I have several slides that I borrowed from Henry Dick , a scientist at the Woods Hole Oceanographic Institution , who makes the following case. The classical view of what the ocean crust is made of came from a combination of three different lines of evidence:

* There were, of course, rocks that were recovered from the sea floor by a ship dragging a device known as a dredge across scarps in the sea floor.

* There was seismic work that showed a layered structure for a particular velocity - the P wave velocity - versus depth.

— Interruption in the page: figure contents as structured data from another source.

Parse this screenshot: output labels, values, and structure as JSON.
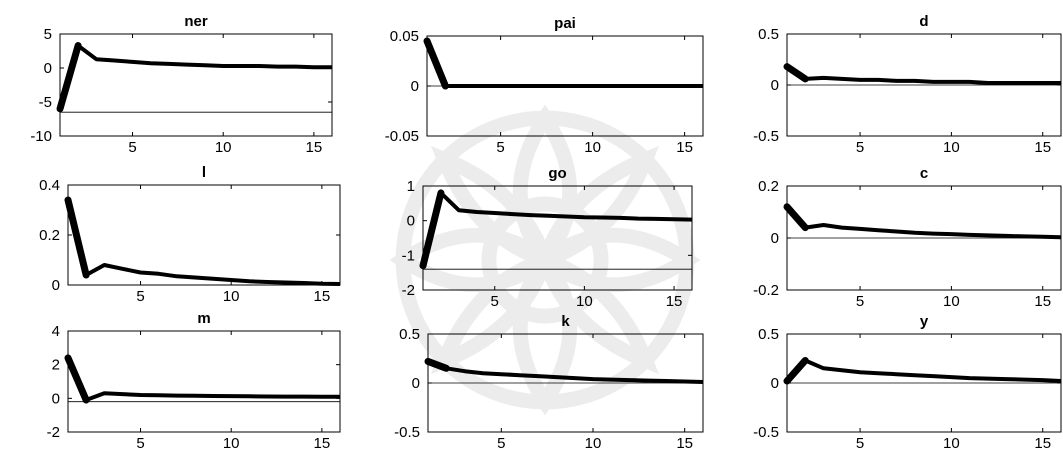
{
  "watermark": {
    "icon": "ornamental-rosette-icon",
    "color": "#8c8c8c"
  },
  "chart_data": [
    {
      "type": "line",
      "title": "ner",
      "x": [
        1,
        2,
        3,
        4,
        5,
        6,
        7,
        8,
        9,
        10,
        11,
        12,
        13,
        14,
        15,
        16
      ],
      "values": [
        -6,
        3.3,
        1.3,
        1.1,
        0.9,
        0.7,
        0.6,
        0.5,
        0.4,
        0.3,
        0.3,
        0.3,
        0.2,
        0.2,
        0.1,
        0.1
      ],
      "ylim": [
        -10,
        5
      ],
      "yticks": [
        "5",
        "0",
        "-5",
        "-10"
      ],
      "ytick_values": [
        5,
        0,
        -5,
        -10
      ],
      "xlim": [
        1,
        16
      ],
      "xticks": [
        "5",
        "10",
        "15"
      ],
      "xtick_values": [
        5,
        10,
        15
      ],
      "hline": -6.5
    },
    {
      "type": "line",
      "title": "pai",
      "x": [
        1,
        2,
        3,
        4,
        5,
        6,
        7,
        8,
        9,
        10,
        11,
        12,
        13,
        14,
        15,
        16
      ],
      "values": [
        0.045,
        0,
        0,
        0,
        0,
        0,
        0,
        0,
        0,
        0,
        0,
        0,
        0,
        0,
        0,
        0
      ],
      "ylim": [
        -0.05,
        0.05
      ],
      "yticks": [
        "0.05",
        "0",
        "-0.05"
      ],
      "ytick_values": [
        0.05,
        0,
        -0.05
      ],
      "xlim": [
        1,
        16
      ],
      "xticks": [
        "5",
        "10",
        "15"
      ],
      "xtick_values": [
        5,
        10,
        15
      ],
      "hline": 0
    },
    {
      "type": "line",
      "title": "d",
      "x": [
        1,
        2,
        3,
        4,
        5,
        6,
        7,
        8,
        9,
        10,
        11,
        12,
        13,
        14,
        15,
        16
      ],
      "values": [
        0.18,
        0.06,
        0.07,
        0.06,
        0.05,
        0.05,
        0.04,
        0.04,
        0.03,
        0.03,
        0.03,
        0.02,
        0.02,
        0.02,
        0.02,
        0.02
      ],
      "ylim": [
        -0.5,
        0.5
      ],
      "yticks": [
        "0.5",
        "0",
        "-0.5"
      ],
      "ytick_values": [
        0.5,
        0,
        -0.5
      ],
      "xlim": [
        1,
        16
      ],
      "xticks": [
        "5",
        "10",
        "15"
      ],
      "xtick_values": [
        5,
        10,
        15
      ],
      "hline": 0
    },
    {
      "type": "line",
      "title": "l",
      "x": [
        1,
        2,
        3,
        4,
        5,
        6,
        7,
        8,
        9,
        10,
        11,
        12,
        13,
        14,
        15,
        16
      ],
      "values": [
        0.34,
        0.04,
        0.08,
        0.065,
        0.05,
        0.045,
        0.035,
        0.03,
        0.025,
        0.02,
        0.015,
        0.012,
        0.01,
        0.008,
        0.005,
        0.004
      ],
      "ylim": [
        0,
        0.4
      ],
      "yticks": [
        "0.4",
        "0.2",
        "0"
      ],
      "ytick_values": [
        0.4,
        0.2,
        0
      ],
      "xlim": [
        1,
        16
      ],
      "xticks": [
        "5",
        "10",
        "15"
      ],
      "xtick_values": [
        5,
        10,
        15
      ],
      "hline": 0
    },
    {
      "type": "line",
      "title": "go",
      "x": [
        1,
        2,
        3,
        4,
        5,
        6,
        7,
        8,
        9,
        10,
        11,
        12,
        13,
        14,
        15,
        16
      ],
      "values": [
        -1.3,
        0.8,
        0.3,
        0.25,
        0.22,
        0.19,
        0.16,
        0.14,
        0.12,
        0.1,
        0.09,
        0.08,
        0.06,
        0.05,
        0.04,
        0.03
      ],
      "ylim": [
        -2,
        1
      ],
      "yticks": [
        "1",
        "0",
        "-1",
        "-2"
      ],
      "ytick_values": [
        1,
        0,
        -1,
        -2
      ],
      "xlim": [
        1,
        16
      ],
      "xticks": [
        "5",
        "10",
        "15"
      ],
      "xtick_values": [
        5,
        10,
        15
      ],
      "hline": -1.4
    },
    {
      "type": "line",
      "title": "c",
      "x": [
        1,
        2,
        3,
        4,
        5,
        6,
        7,
        8,
        9,
        10,
        11,
        12,
        13,
        14,
        15,
        16
      ],
      "values": [
        0.12,
        0.04,
        0.05,
        0.04,
        0.035,
        0.03,
        0.025,
        0.02,
        0.017,
        0.015,
        0.012,
        0.01,
        0.008,
        0.006,
        0.005,
        0.003
      ],
      "ylim": [
        -0.2,
        0.2
      ],
      "yticks": [
        "0.2",
        "0",
        "-0.2"
      ],
      "ytick_values": [
        0.2,
        0,
        -0.2
      ],
      "xlim": [
        1,
        16
      ],
      "xticks": [
        "5",
        "10",
        "15"
      ],
      "xtick_values": [
        5,
        10,
        15
      ],
      "hline": 0
    },
    {
      "type": "line",
      "title": "m",
      "x": [
        1,
        2,
        3,
        4,
        5,
        6,
        7,
        8,
        9,
        10,
        11,
        12,
        13,
        14,
        15,
        16
      ],
      "values": [
        2.4,
        -0.1,
        0.3,
        0.25,
        0.2,
        0.18,
        0.16,
        0.15,
        0.14,
        0.13,
        0.12,
        0.11,
        0.1,
        0.1,
        0.09,
        0.09
      ],
      "ylim": [
        -2,
        4
      ],
      "yticks": [
        "4",
        "2",
        "0",
        "-2"
      ],
      "ytick_values": [
        4,
        2,
        0,
        -2
      ],
      "xlim": [
        1,
        16
      ],
      "xticks": [
        "5",
        "10",
        "15"
      ],
      "xtick_values": [
        5,
        10,
        15
      ],
      "hline": -0.2
    },
    {
      "type": "line",
      "title": "k",
      "x": [
        1,
        2,
        3,
        4,
        5,
        6,
        7,
        8,
        9,
        10,
        11,
        12,
        13,
        14,
        15,
        16
      ],
      "values": [
        0.22,
        0.15,
        0.12,
        0.1,
        0.09,
        0.08,
        0.07,
        0.06,
        0.05,
        0.04,
        0.035,
        0.03,
        0.025,
        0.02,
        0.015,
        0.01
      ],
      "ylim": [
        -0.5,
        0.5
      ],
      "yticks": [
        "0.5",
        "0",
        "-0.5"
      ],
      "ytick_values": [
        0.5,
        0,
        -0.5
      ],
      "xlim": [
        1,
        16
      ],
      "xticks": [
        "5",
        "10",
        "15"
      ],
      "xtick_values": [
        5,
        10,
        15
      ],
      "hline": 0
    },
    {
      "type": "line",
      "title": "y",
      "x": [
        1,
        2,
        3,
        4,
        5,
        6,
        7,
        8,
        9,
        10,
        11,
        12,
        13,
        14,
        15,
        16
      ],
      "values": [
        0.02,
        0.23,
        0.15,
        0.13,
        0.11,
        0.1,
        0.09,
        0.08,
        0.07,
        0.06,
        0.05,
        0.045,
        0.04,
        0.035,
        0.03,
        0.02
      ],
      "ylim": [
        -0.5,
        0.5
      ],
      "yticks": [
        "0.5",
        "0",
        "-0.5"
      ],
      "ytick_values": [
        0.5,
        0,
        -0.5
      ],
      "xlim": [
        1,
        16
      ],
      "xticks": [
        "5",
        "10",
        "15"
      ],
      "xtick_values": [
        5,
        10,
        15
      ],
      "hline": 0
    }
  ]
}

* And there were exposed on land sequences of rocks that seemed to have the night properties to be analogous to the oceanic crust. These suites of rocks were called ophiolites and were thought to have been generated in the ocean at one time and then shoved through some faulting process onto land, where they are now exposed. And different ophiolite rock units have different thicknesses (fig.31).

 

But what Henry Dick and others have pointed out is that at least on many of the mid-ocean ridges, the proportion of rocks that are found on the sea floor is wrong for this model. In particular (if you're not a petrologist, don't worry about the names) this rock shown in fig.32 as green called peridotite, which is thought to be at the very bottom of the sequence and therefore should be relatively rare on the sea floor, is in fact the most abundant returned rock in dredge hauls from slow spreading ridges in the Atlantic and the Indian Ocean.

 

So that result has led to different ideas for the structure of fast spreading oceanic crust like that in the Pacific (fig.33), and slow spreading oceanic crust like that in the Atlantic (fig.34). And you see these differences in these cartoons from Henry Dick. There's lots of technical details, please don't worry about them too much.

 

But some key characteristics are that there's some pretty complex layering predicted in the lower crust and that the transition from the crest to the mantle may be quite gradual. Here you see an inter-fingering of crustal and mantle rocks extending over several kilometers. At the slow spreading ridges it is thought there is tremendous variation as you go along a ridge in the thickness and the characteristics of the crust . Despite the artist's skill, we must remember that we have not sampled directly anything but the very top of the oceanic crust. We've gone down a couple of kilometers in one place, but we have never sampled the middle or the lower crust and we've certainly never sampled the target Dr. Hirano mentioned - the Earth's mantle.